CAMP BLANDING – Veteran’s Day is a solemn event.

It is not a holiday for celebration, it is a time to remember. Audience members clap with reservation, focus hard on the colors of the flag during the singing of the Star Spangled Banner, and take time to thank those who have served their country. Interactions take on a seriousness note at Veteran’s Day events, civilians thank those who risked their life for the United States, while veterans remember the hardships of war on foreign soil.

“Often, those who have served will balk at accepting accolades and titles such as ‘hero,’ this is because war is an ugly thing,” said Brig. Gen. Paul Chauncey III, the assistant adjutant general for the Florida National Guard during his speech at Camp Blanding Joint Training Center on Nov. 11. “[Veterans] do not serve to garner such titles for themselves by and large. Rather, most serve out of a sense of duty, and an instinctual understanding of the need to defend what they hold most dear.”

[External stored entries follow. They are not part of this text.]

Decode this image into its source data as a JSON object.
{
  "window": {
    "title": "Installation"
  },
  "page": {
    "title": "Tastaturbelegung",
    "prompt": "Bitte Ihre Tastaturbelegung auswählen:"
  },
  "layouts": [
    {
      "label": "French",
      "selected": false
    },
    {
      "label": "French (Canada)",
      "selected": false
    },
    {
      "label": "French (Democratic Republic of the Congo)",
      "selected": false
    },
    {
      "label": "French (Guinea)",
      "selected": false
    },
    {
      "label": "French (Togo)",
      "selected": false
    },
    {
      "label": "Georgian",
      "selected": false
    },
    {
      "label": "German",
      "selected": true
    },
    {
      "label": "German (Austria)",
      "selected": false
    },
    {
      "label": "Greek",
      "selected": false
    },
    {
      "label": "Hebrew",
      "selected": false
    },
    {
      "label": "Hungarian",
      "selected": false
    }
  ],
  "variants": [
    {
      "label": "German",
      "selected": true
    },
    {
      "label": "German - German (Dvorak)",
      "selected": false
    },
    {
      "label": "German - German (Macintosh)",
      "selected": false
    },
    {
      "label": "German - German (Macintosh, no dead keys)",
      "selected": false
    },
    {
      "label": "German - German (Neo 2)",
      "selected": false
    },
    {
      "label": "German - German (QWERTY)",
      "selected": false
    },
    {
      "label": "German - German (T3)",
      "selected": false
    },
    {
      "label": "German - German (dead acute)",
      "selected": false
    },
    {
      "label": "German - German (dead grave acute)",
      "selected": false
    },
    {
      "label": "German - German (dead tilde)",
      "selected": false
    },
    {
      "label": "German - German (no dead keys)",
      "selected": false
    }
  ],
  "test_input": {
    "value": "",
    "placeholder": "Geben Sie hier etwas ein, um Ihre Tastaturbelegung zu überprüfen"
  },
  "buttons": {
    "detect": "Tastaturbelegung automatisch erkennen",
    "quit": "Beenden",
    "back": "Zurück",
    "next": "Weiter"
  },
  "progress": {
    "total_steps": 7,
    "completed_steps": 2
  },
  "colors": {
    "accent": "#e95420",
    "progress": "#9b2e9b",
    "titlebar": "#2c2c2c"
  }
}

Chauncey spoke to an audience made up of about half veterans and their family members, and half representing Fleming Island-based Boy Scout Troop 892 just behind the Camp Blanding Museum in the base’s memorial park. A cool fall breeze blew his words from the podium to the audience as he looked out at their faces from underneath his hat’s brim.

“Our nation has been at war, or in a state of persistent conflict for more than 16 years,” Chauncey said. “Our nation has once again come to experience what it means to send their sons and daughters into harm’s way.”

As he spoke it could be assumed that his mind wandered from the men seated to his left, all wearing hats emblazoned with Vietnam War or Korea, to the boys sitting to his right, suited up in their Boy Scout uniforms, a group that could see at least some of its members enter into the military after high school. Before digging deep into his pre-written speech, the Chauncey broke away from his script and thought back to a recent meeting in Washington, D.C. with other generals from around the country.

“We were discussing the Army’s readiness for threats that may appear in the future,” Chauncey said. “All while hoping – and praying – that peace soon breaks out.”

Chauncey reflected on a trip he took to Mount Vernon while thinking over discussions he had heard in his meeting with the leaders of the nation’s military. Admittedly, the meetings became arduous after a while, and his mind began to wander, so to pass the time he took a trip to the historic home. While there, he came to a conclusion while thinking about the life of a general, and first President of the United States, George Washington.

“If service is beneath you, leadership is beyond you,” Chauncey said, making a point to note this revelation before heading into the first line of his speech, captivating the audience with a meticulously-crafted ode to those who answered the call to serve.

After his comments, Chauncey took his seat and Chaplain Michelle Lawson closed out the ceremony by paraphrasing a poem typically used for Mother’s Day, reminding those present of the effects of war on every member of society.

“The bravest battle that was ever fought, shall I tell you where and when?” she said. “On the maps of the world you’ll find it not, it was fought by the mothers, spouses and families of our veterans.”